Der erste Faktor betrifft unseren Körper.  Wenn wir unsere Muskeln anspannen, sind wir eher in der Lage, einen unangenehmen, aber richtigen Entscheid zu treffen. Das bedeutet, wenn wir uns bewusst sind, dass wir einen wichtigen, unangenehmen Entscheid treffen müssen, können wir einen einfachen Trick anwenden: Erst die Muskeln anspannen, dann entscheiden.

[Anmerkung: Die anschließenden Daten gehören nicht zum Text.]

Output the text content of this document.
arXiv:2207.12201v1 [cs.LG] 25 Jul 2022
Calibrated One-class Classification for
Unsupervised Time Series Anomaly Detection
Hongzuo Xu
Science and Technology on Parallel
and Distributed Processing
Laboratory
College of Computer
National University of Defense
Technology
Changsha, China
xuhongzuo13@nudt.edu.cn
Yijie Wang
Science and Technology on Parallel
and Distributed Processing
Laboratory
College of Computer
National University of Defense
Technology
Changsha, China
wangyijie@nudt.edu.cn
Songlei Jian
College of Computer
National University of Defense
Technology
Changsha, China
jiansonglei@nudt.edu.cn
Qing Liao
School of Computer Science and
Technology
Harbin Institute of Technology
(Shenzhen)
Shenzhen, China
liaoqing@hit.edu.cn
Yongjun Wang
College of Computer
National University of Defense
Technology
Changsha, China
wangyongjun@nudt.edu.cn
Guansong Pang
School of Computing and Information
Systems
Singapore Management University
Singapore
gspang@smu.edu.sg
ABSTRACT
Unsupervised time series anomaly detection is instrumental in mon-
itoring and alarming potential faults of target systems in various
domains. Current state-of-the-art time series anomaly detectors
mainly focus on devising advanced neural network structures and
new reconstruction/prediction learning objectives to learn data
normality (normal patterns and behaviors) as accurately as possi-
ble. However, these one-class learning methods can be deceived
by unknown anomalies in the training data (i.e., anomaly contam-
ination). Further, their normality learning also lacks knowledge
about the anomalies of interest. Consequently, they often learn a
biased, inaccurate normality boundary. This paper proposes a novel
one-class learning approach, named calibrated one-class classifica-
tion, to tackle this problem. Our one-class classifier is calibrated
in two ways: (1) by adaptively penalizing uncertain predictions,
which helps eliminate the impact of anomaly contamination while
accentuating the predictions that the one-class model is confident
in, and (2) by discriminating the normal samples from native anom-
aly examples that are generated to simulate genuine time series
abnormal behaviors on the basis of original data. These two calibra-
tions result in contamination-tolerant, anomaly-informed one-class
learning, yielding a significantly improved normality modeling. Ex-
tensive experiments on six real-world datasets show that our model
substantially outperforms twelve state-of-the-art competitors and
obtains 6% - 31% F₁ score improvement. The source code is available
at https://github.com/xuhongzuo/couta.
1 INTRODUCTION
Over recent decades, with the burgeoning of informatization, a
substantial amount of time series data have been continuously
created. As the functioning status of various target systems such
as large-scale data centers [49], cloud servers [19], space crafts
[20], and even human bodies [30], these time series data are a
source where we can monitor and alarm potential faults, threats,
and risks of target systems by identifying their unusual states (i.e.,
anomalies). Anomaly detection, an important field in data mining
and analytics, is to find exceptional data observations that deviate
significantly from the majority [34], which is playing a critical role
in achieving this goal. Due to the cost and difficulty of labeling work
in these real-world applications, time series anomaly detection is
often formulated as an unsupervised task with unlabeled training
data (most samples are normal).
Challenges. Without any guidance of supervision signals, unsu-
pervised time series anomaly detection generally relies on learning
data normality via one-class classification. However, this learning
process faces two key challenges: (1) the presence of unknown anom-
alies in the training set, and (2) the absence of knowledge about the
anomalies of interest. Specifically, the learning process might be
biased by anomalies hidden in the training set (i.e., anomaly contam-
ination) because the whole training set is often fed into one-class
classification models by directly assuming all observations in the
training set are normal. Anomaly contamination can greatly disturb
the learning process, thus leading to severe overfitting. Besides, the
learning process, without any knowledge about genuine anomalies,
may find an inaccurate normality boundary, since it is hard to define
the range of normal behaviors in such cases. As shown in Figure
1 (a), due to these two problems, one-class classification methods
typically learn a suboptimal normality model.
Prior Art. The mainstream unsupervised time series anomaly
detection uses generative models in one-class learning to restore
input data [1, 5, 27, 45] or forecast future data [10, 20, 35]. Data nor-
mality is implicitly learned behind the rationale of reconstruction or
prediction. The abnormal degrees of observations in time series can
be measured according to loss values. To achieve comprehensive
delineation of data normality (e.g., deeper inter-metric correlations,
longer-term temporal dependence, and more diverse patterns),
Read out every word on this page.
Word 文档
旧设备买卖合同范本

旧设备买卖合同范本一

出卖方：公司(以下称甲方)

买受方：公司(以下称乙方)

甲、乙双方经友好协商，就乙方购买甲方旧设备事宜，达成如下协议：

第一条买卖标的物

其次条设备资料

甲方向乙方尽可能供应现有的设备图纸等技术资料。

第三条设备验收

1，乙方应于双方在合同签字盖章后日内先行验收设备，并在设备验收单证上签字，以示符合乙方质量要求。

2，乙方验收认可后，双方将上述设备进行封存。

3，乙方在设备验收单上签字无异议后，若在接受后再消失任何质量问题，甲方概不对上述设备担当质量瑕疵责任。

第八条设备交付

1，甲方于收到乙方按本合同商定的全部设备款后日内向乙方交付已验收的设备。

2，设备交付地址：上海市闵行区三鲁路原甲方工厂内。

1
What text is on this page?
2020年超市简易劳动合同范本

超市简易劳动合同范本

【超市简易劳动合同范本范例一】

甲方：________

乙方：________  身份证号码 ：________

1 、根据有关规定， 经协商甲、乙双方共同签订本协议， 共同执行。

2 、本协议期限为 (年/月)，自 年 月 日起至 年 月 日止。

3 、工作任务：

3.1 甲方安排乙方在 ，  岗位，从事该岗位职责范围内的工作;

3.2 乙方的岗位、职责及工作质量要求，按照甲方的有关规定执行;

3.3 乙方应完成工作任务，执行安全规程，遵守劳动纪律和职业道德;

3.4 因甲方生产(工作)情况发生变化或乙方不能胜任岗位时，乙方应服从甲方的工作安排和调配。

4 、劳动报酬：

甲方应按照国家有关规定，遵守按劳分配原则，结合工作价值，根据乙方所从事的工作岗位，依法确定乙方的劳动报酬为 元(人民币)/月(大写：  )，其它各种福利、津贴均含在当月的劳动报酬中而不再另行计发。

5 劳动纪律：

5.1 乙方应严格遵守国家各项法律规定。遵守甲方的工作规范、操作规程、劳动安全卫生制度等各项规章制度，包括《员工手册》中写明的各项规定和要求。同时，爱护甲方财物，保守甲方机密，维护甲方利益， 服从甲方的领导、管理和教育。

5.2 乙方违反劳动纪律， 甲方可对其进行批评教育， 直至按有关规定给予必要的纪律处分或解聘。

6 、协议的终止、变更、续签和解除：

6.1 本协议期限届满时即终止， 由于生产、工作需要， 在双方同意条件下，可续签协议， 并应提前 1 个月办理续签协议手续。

Das hilft.
Der zweite Faktor betrifft die mentale Erschöpfung. Versuchungen zu widerstehen ist anstrengend. Die Wahrscheinlichkeit einer aktuellen Verlockung nachzugeben ist höher, wenn wir kurz vorher bereits ein, zwei Versuchung standhalten mussten. Die Regel, dass man nie hungrig zum Einkaufen gehen sollte, fusst letztlich auf diesem Effekt. Man kann mit dieser Erkenntnis aber noch mehr Praktisches anfangen: Wenn Sie Ihrer Vorgesetzten ein tolles, aber riskantes Projekt vorstellen und ihre Unterstützung gewinnen wollen, achten Sie darauf, dass Sie es möglichst früh am Morgen präsentieren. Dann ist die Willenskraft Ihrer Vorgesetzten am grössten und ebenso die Wahrscheinlichkeit, dass sie Ihr gutes, aber unkonventionelles Projekt genehmigen wird. Wenn das nicht geht, dann finden Sie wenigstens einen Termin direkt nach dem Mittagessen.
Der dritte Faktor sind die Rahmenbedingungen unseres Alltags. Wer Gewicht abnehmen möchte und sein  Arbeitsweg führt an einem Schnellimbiss vorbei, hat massiv schlechtere Chancen, das eigene Ziel zu erreichen. Sich einen anderen, womöglich zwei Minuten längeren Arbeitsweg anzugewöhnen braucht wahrscheinlich weniger Willenskraft als täglich zu widerstehen und steigert die Erfolgschancen enorm. „Führe uns nicht in Versuchung“ wäre demnach weniger als frommer Wunsch zu verstehen, denn als Bedienungsanleitung für die Gestaltung des eigenen Alltags.
Zugegeben, Willenskraft ist nicht alles. Zuerst müsste man ja wissen, welches überhaupt der richtige Entscheid ist. Falls Sie da noch unschlüssig sind, dann wünsche ich Ihnen, dass Sie, um die Frage zu klären, die nötige Willenskraft aufbringen.